A key segment:
One of them was Brig. Gen. James N. Mattis, the commander of some 4,000 marines who had arrived in the Afghan theater by now. Mattis, along with another officer with whom I spoke, was convinced that with these numbers he could have surrounded and sealed off bin Laden's lair, as well as deployed troops to the most sensitive portions of the largely unpatrolled border with Pakistan. He argued strongly that he should be permitted to proceed to the Tora Bora caves. The general was turned down.
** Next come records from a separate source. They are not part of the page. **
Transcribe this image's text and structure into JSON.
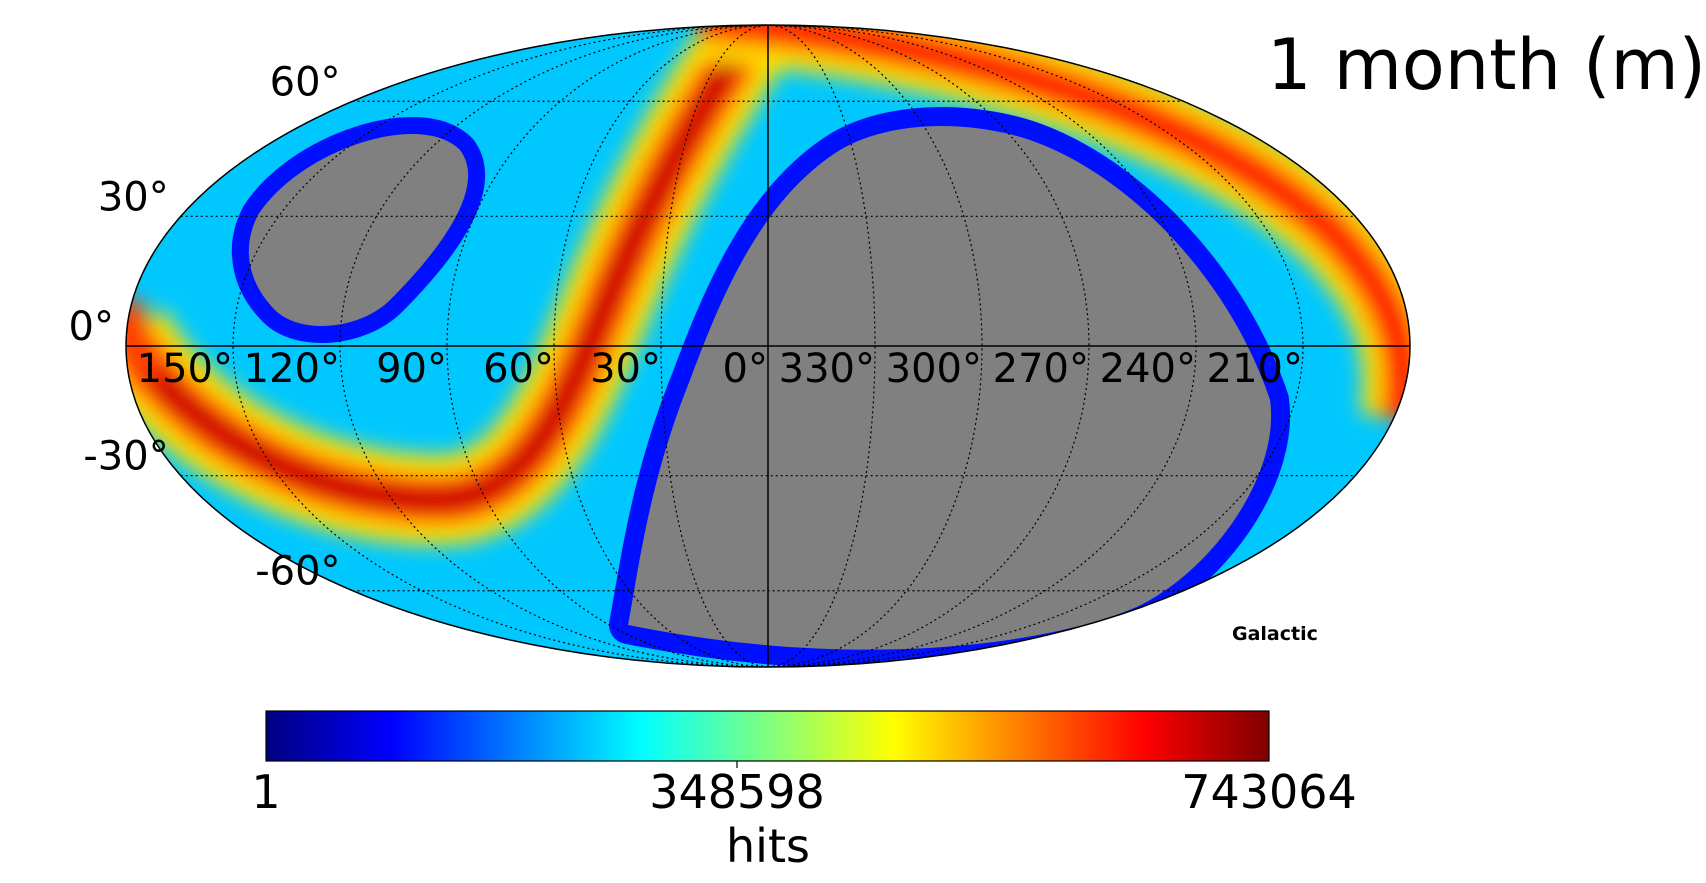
{
  "title": "1 month (m)",
  "coord_system_label": "Galactic",
  "projection": "mollweide",
  "center_longitude_deg": 0,
  "longitude_direction": "increasing to the left",
  "masked_region_color": "#808080",
  "colormap": "jet",
  "colormap_stops": [
    "#00007f",
    "#0000ff",
    "#007fff",
    "#00ffff",
    "#7fff7f",
    "#ffff00",
    "#ff7f00",
    "#ff0000",
    "#7f0000"
  ],
  "graticule": {
    "latitudes_deg": [
      60,
      30,
      0,
      -30,
      -60
    ],
    "latitude_labels": [
      "60°",
      "30°",
      "0°",
      "-30°",
      "-60°"
    ],
    "longitudes_deg": [
      150,
      120,
      90,
      60,
      30,
      0,
      330,
      300,
      270,
      240,
      210
    ],
    "longitude_labels": [
      "150°",
      "120°",
      "90°",
      "60°",
      "30°",
      "0°",
      "330°",
      "300°",
      "270°",
      "240°",
      "210°"
    ]
  },
  "colorbar": {
    "min_label": "1",
    "mid_label": "348598",
    "max_label": "743064",
    "unit_label": "hits"
  }
}
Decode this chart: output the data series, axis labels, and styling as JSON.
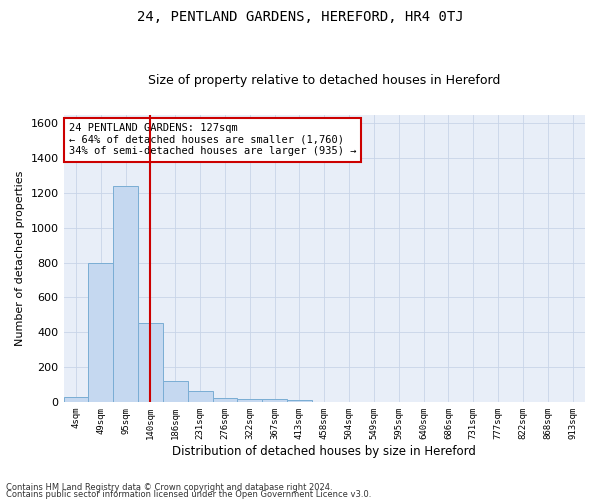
{
  "title": "24, PENTLAND GARDENS, HEREFORD, HR4 0TJ",
  "subtitle": "Size of property relative to detached houses in Hereford",
  "xlabel": "Distribution of detached houses by size in Hereford",
  "ylabel": "Number of detached properties",
  "footer_line1": "Contains HM Land Registry data © Crown copyright and database right 2024.",
  "footer_line2": "Contains public sector information licensed under the Open Government Licence v3.0.",
  "bar_labels": [
    "4sqm",
    "49sqm",
    "95sqm",
    "140sqm",
    "186sqm",
    "231sqm",
    "276sqm",
    "322sqm",
    "367sqm",
    "413sqm",
    "458sqm",
    "504sqm",
    "549sqm",
    "595sqm",
    "640sqm",
    "686sqm",
    "731sqm",
    "777sqm",
    "822sqm",
    "868sqm",
    "913sqm"
  ],
  "bar_values": [
    25,
    800,
    1240,
    455,
    120,
    60,
    22,
    18,
    15,
    8,
    0,
    0,
    0,
    0,
    0,
    0,
    0,
    0,
    0,
    0,
    0
  ],
  "bar_color": "#c5d8f0",
  "bar_edge_color": "#7aadd4",
  "ylim": [
    0,
    1650
  ],
  "yticks": [
    0,
    200,
    400,
    600,
    800,
    1000,
    1200,
    1400,
    1600
  ],
  "property_line_x": 3.0,
  "property_line_color": "#cc0000",
  "annotation_text": "24 PENTLAND GARDENS: 127sqm\n← 64% of detached houses are smaller (1,760)\n34% of semi-detached houses are larger (935) →",
  "annotation_box_facecolor": "#ffffff",
  "annotation_box_edgecolor": "#cc0000",
  "grid_color": "#c8d4e8",
  "background_color": "#e8eef8",
  "title_fontsize": 10,
  "subtitle_fontsize": 9
}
An American intelligence official told me that the Bush administration later concluded that the refusal of Centcom to dispatch the marines - along with their failure to commit U.S. ground forces to Afghanistan generally - was the gravest error of the war.Apparently, the public needs to be reminded that 1) after fours years since 9/11, Osama is still free to roam the planet and yet Saddam has long been locked up, and 2) CIA director Goss said just a few months ago that we have an "excellent idea" where he's located.
I once again must invoke the Clinton rule: just imagine the above under a Clinton presidency. The rabid GOP would hoist on us constant reminders of Osama's relative freedom and the bungling of his capture. We would've seen Willie Horton type images of such in campaign ads.
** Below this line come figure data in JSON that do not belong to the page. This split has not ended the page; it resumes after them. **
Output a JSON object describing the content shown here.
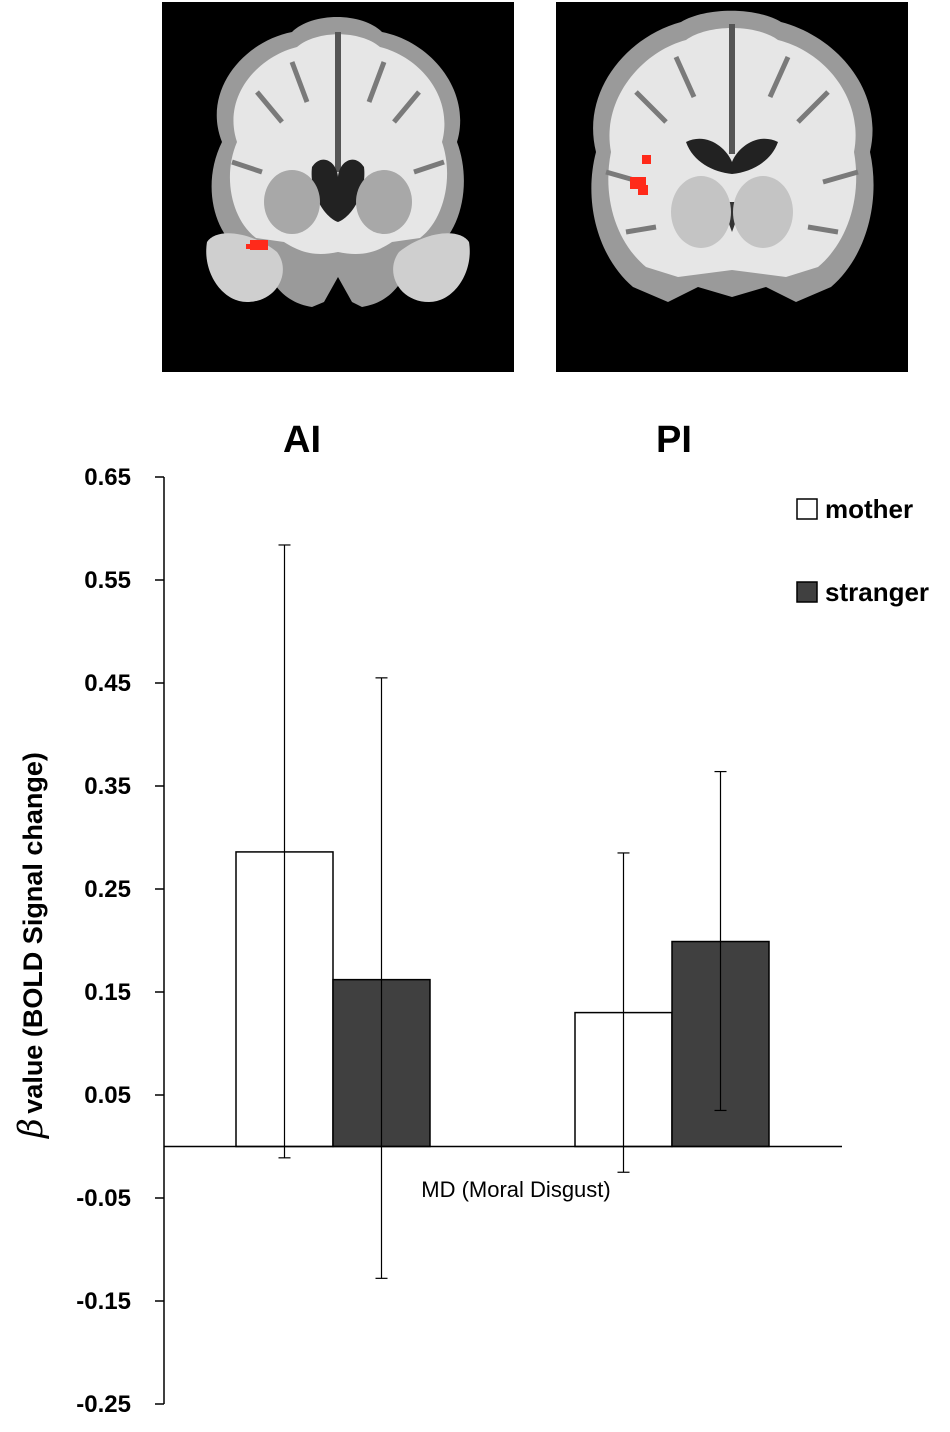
{
  "chart_data": {
    "type": "bar",
    "groups": [
      "AI",
      "PI"
    ],
    "xlabel": "MD (Moral Disgust)",
    "ylabel_symbol": "β",
    "ylabel": "value (BOLD Signal change)",
    "ylim": [
      -0.25,
      0.65
    ],
    "yticks": [
      0.65,
      0.55,
      0.45,
      0.35,
      0.25,
      0.15,
      0.05,
      -0.05,
      -0.15,
      -0.25
    ],
    "ytick_labels": [
      "0.65",
      "0.55",
      "0.45",
      "0.35",
      "0.25",
      "0.15",
      "0.05",
      "-0.05",
      "-0.15",
      "-0.25"
    ],
    "legend_position": "top-right",
    "series": [
      {
        "name": "mother",
        "color": "#ffffff",
        "values": [
          0.286,
          0.13
        ],
        "error_low": [
          -0.011,
          -0.025
        ],
        "error_high": [
          0.584,
          0.285
        ]
      },
      {
        "name": "stranger",
        "color": "#404040",
        "values": [
          0.162,
          0.199
        ],
        "error_low": [
          -0.128,
          0.035
        ],
        "error_high": [
          0.455,
          0.364
        ]
      }
    ]
  },
  "brain_images": [
    {
      "region": "AI",
      "view": "coronal-section",
      "highlight_color": "#ff2a1a"
    },
    {
      "region": "PI",
      "view": "coronal-section",
      "highlight_color": "#ff2a1a"
    }
  ]
}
And yet the Osama screw-up is just one of many instances that have accumulated proving GW and his gang to be as clueless and inept as any administration in history. I have always taken consolation in one thing: in the years ahead when GW is put into proper perspective by historians and the like -- undoubtedly casting him in the brutally negative light deserved -- I'll be able to tell my curious son and daughter, "no, I never voted for him."